El gobierno ha anunciado intención de comprar tierras con vocación agrícola a los ganaderos del país. Para que la idea tenga sentido los resultados deseados deben ser posibles. Esto, a su vez, exige evaluar cada negocio de manera independiente, pero siempre con la visión de formar núcleos extensos para lograr economías de escala en administración e infraestructura común. Desde el punto de vista económico, el estímulo para el trabajador de ser propietario del suelo es asunto menor; para volver realidad sostenible la iniciativa hay que proveer el paquete tecnológico adecuado para cada cultivo y el apoyo en la promoción de canales cooperativos para maquinaria y comercialización.
Cabe discusión sobre precio razonable. La tierra vale según lo que se espere de ella. Los precios comerciales por unidad de área incluyen el ingrediente especulativo atado a la posibilidad de encontrar usos más rentables que los identificados hoy. Nadie sabe cómo será el futuro, pero las reglas idóneas para compra por el Estado exigen pronósticos de producción, precio, costo y tasa de cambio a largo plazo.
El precio de compra de la tierra debe ser similar a la diferencia, para muchos años hacia adelante, entre la suma de los ingresos, de una parte, y el de las inversiones en activos fijos, los costos y los gastos, de la otra. No debería haber impuestos significativos por la venta de activos en este esquema, pues se está poniendo en práctica una política de Estado para hacer canjes de flujos de caja con el fin de construir valor. Se debe hacer el cálculo del valor neto de la tierra en ganadería y compararlo con el resultado en agricultura. Para ambas actividades se deben evaluar varios escenarios. Se debe pagar La tierra en un plazo relativamente amplio, e involucrar este valor, con sus intereses, en las cuentas.
La diferencia, presuntamente en favor de la agricultura, debe compararse con el beneficio de otros usos para los recursos públicos comprometidos diferentes de los necesarios en seguridad, justicia, educación, salud, e infraestructura; la población rural debería tener estos servicios en todo caso.
En consecuencia, se debe revisar todo el plan financiero del Estado y sus oportunidades de inversión con criterio social y económico. Esta epopeya cerraría el espacio a otras. El monto de los recursos para comprar 3 millones de hectáreas a precio promedio de $15 millones por hectárea sería más de 10% del presupuesto de la Nación para un año.
Después vendrían muchos otros esfuerzos financieros para cultivo, cosecha y venta. Además e requiere aseguramiento. Sin alta probabilidad de éxito no se debe acometer este esfuerzo. Hacerlo con el compromiso de vigencias futuras sería peor que financiarlo con bonos: las exiguas tasas de crecimiento que resultarían de las políticas del gobierno en diversos frentes no permitirían mayor margen de maniobra en el mediano plazo.
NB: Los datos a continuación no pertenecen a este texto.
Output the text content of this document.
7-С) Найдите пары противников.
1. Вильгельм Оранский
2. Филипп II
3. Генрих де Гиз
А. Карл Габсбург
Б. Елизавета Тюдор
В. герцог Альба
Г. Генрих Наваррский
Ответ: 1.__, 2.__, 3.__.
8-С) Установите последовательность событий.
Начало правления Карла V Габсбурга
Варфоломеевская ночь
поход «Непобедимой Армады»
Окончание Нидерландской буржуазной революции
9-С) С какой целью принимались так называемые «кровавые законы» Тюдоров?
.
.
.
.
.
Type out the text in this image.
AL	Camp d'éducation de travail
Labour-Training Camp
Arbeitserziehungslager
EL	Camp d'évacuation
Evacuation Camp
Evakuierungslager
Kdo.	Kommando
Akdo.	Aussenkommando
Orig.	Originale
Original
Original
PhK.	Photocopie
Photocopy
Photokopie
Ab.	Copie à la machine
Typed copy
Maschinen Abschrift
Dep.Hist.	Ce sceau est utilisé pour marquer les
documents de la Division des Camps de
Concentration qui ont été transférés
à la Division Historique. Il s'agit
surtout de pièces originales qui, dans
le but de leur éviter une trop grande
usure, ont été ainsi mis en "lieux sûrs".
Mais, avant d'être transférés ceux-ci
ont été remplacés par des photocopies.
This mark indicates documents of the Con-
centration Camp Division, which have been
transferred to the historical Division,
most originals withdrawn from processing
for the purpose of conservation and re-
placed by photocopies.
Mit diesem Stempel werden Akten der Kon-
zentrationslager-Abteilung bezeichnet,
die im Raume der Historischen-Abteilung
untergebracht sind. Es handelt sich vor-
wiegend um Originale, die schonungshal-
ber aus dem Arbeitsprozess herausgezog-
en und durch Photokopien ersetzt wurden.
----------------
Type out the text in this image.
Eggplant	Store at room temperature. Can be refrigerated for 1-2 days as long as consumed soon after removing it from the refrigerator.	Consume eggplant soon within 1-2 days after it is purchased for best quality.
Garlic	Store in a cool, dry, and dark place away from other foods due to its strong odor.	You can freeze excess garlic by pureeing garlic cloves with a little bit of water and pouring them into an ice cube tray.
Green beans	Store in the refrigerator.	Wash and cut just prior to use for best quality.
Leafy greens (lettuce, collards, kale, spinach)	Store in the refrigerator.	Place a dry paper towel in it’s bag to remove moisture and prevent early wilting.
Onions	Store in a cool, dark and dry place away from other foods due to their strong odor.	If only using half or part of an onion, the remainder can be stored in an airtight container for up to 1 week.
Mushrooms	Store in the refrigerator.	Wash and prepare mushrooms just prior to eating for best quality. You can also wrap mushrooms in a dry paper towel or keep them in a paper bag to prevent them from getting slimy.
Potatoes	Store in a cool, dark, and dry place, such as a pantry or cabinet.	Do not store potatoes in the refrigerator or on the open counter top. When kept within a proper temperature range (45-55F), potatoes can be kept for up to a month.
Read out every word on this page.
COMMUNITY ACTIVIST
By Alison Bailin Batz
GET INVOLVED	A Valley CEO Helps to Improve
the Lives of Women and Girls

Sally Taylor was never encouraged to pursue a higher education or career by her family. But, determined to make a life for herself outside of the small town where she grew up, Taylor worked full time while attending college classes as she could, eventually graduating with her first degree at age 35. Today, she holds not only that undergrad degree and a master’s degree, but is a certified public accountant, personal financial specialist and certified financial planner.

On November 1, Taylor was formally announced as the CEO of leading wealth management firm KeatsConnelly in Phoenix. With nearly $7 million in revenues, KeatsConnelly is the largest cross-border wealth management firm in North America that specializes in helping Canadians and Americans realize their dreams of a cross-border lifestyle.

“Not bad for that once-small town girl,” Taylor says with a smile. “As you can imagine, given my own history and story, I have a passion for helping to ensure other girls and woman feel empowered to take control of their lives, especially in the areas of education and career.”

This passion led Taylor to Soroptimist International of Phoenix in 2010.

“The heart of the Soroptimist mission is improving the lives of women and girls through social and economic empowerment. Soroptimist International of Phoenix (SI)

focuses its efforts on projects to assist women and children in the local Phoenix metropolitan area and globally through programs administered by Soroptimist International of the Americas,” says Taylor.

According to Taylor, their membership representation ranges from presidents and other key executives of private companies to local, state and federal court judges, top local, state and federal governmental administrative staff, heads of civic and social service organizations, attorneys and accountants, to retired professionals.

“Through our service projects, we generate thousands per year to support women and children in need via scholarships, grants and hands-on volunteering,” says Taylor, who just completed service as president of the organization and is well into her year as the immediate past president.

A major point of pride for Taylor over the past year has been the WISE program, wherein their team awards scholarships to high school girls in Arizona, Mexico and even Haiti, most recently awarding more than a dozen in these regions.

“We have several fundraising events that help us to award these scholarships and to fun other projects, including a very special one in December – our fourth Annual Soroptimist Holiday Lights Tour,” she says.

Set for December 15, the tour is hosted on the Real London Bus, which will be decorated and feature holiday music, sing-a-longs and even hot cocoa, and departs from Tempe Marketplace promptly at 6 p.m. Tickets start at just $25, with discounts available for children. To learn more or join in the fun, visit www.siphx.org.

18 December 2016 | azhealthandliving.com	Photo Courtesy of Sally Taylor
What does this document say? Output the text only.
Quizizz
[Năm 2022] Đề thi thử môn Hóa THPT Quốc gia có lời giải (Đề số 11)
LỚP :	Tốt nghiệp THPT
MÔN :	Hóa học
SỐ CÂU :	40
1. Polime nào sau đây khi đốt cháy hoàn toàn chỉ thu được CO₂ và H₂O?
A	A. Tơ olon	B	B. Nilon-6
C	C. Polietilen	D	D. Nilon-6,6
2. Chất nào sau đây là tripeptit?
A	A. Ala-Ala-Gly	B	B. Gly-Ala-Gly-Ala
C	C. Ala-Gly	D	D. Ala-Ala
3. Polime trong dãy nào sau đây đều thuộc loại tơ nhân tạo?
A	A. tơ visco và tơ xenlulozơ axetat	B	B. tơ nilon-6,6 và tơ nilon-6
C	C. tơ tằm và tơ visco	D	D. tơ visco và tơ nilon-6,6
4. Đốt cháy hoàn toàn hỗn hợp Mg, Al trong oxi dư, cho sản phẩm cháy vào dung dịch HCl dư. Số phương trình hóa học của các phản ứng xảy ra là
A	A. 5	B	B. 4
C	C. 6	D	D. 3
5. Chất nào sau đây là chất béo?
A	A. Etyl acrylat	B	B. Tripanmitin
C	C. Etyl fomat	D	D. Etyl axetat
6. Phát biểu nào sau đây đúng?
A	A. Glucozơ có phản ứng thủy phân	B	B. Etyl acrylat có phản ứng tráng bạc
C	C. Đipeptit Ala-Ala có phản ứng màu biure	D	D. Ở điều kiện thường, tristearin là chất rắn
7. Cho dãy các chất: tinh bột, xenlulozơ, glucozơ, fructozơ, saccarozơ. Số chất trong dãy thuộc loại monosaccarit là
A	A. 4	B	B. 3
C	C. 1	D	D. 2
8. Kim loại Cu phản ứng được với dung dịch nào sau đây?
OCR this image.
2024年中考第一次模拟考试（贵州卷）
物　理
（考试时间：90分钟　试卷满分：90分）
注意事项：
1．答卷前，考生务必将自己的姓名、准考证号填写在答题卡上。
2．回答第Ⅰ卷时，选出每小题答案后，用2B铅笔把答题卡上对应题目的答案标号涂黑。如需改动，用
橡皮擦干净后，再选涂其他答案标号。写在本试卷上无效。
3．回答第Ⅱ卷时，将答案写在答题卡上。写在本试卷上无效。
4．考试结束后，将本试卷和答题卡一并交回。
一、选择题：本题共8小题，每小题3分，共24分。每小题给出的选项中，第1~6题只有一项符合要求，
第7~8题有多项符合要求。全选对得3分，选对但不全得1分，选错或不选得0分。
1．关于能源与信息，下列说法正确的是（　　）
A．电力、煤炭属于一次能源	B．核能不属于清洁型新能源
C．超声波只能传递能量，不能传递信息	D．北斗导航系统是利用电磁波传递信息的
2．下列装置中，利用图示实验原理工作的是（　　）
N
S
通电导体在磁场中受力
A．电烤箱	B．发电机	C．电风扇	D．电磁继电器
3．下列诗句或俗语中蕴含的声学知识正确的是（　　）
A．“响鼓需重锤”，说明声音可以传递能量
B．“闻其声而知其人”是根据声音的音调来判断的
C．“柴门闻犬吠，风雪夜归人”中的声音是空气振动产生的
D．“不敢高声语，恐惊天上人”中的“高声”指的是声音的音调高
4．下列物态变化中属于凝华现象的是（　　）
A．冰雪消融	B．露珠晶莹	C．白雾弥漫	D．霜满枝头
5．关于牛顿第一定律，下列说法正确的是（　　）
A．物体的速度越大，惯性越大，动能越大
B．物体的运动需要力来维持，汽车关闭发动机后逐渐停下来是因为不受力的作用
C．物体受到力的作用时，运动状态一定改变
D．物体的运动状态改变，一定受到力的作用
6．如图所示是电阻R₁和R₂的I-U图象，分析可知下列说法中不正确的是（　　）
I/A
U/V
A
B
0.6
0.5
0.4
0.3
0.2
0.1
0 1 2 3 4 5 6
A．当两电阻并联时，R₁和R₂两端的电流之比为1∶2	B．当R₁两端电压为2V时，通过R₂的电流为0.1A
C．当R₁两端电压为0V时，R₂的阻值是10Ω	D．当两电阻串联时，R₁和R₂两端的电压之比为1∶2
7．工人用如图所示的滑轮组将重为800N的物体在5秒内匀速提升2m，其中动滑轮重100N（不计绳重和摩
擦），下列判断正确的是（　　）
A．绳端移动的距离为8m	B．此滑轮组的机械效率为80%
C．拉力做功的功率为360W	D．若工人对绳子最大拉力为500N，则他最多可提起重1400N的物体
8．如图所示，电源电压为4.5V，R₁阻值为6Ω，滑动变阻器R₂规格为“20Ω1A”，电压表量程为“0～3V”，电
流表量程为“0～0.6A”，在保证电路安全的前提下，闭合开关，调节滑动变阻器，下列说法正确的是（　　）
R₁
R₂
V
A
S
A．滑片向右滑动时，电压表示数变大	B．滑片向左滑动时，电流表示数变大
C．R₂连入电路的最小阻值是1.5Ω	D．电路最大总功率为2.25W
Entre los principales interrogantes cabe señalar que la agricultura en el mundo actual es de alta tecnología, y los cultivos intensivos en mano de obra en general exigen mucho conocimiento. Además la población rural no necesariamente tiene vocación agrícola: incluso es probable que no se haya trasladado a urbes porque el lento crecimiento económico desde los 80 no ofrece oportunidades, pese a las diferencias en ingreso y servicios. No se debe ejecutar lo intuido por el gobernante sin someterlo a revisión rigurosa.